What do you think is the most significant challenge impacting your research at this time and how will this be addressed over the next 10 years?

Generally speaking, there is a tendency to focus on powerful genetic techniques or drug interactions in aging, even prioritizing these factors over the baseline health of the animals being studied. Differences between lab groups, strains of animal and study systems also make for a lot of noise, leading to conflicting or exaggerated results across some studies, although it is impossible to know which studies have exaggerated results without the benefit of years of hindsight. I think a significant advance that will come in the next 10 years, one which we take in our own study, is to stop comparing results strictly to the ‘best’ genetic controls, and instead compare to what is expected for a healthy individual. For instance, it is not necessarily so striking if one can take a short-lived animal (e.g. ∼60 years in human terms) and extend its lifespan by 10%. The field's most significant advances will come when we identify the factors to take a long-lived animal (e.g. ∼80 years in human terms), and extend their lifespan even further. At that point, we will have discovered important factors regulating aging that should be of fairly universal importance.

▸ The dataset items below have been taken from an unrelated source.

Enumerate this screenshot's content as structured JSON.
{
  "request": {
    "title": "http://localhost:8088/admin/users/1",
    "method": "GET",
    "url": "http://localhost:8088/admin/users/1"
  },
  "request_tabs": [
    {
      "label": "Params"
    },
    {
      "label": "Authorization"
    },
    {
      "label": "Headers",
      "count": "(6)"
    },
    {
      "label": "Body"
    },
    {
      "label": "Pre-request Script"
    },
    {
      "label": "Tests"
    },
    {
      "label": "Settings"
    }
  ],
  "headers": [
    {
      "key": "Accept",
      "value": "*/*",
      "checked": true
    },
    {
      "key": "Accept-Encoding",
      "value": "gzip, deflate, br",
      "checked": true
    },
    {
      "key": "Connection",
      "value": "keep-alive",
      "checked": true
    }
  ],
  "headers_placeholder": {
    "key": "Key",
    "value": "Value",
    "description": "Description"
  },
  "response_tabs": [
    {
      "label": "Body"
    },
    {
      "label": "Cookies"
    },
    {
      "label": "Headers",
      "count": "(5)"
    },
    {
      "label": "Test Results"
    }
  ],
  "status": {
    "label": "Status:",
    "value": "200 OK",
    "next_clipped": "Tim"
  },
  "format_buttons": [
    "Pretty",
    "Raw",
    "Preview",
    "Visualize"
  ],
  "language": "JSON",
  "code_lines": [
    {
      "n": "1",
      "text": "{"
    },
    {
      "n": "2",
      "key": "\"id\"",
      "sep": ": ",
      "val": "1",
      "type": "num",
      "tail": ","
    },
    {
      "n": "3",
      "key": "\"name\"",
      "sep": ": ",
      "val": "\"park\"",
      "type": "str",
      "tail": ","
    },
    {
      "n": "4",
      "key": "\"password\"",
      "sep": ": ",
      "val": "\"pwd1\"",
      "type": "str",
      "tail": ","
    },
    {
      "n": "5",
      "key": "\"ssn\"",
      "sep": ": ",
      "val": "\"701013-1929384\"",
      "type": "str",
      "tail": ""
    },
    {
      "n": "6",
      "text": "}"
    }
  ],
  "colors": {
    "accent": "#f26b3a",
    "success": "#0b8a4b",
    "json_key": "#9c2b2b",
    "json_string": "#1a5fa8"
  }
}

What changes do you think could improve the professional lives of scientists?

Academic career stability is an essential and underappreciated shortcoming of the many issues scientists face – and it is discussed plenty! We are churning out more and more PhDs and yet, somehow, we still cannot find reviewers for articles, and PIs can share plenty of frustrating stories about searching for postdocs. More than the low salary compared to the salaries posted for industry jobs, there simply is not a career prospect in academia without shooting for the moon: less than 5% achieve a stable career position with a university, and only a tiny fraction of that is made up of PhDs becoming professors. We need more long-term research scientist positions, lab managers and senior researchers who can support professors without needing to secure everything involved with running their own groups. Not only would this make for stable career prospects, it would also reduce the competition for grant funding among senior researchers, thereby avoiding cumulative centuries – millennia even – of wasted people-power spent in grant writing and reviewing efforts.

What's next for you?

In November 2022, I started a Research Fellow position at the University of Exeter, Cornwall, in the UK. My funded project investigates how immune signalling networks evolve. Specifically, I am asking: how do novel connections between immune pathways come to be? What are the common mechanisms that generate novel immune signalling connections, and can we begin to learn to predict them? Currently, there is a very poor understanding of how novel infectious diseases (like SARS-CoV-2) translate across species. Predicting potential disease reservoirs is key to future public health efforts, including the management of ongoing (SARS-CoV-2) and emerging pandemic pathogens.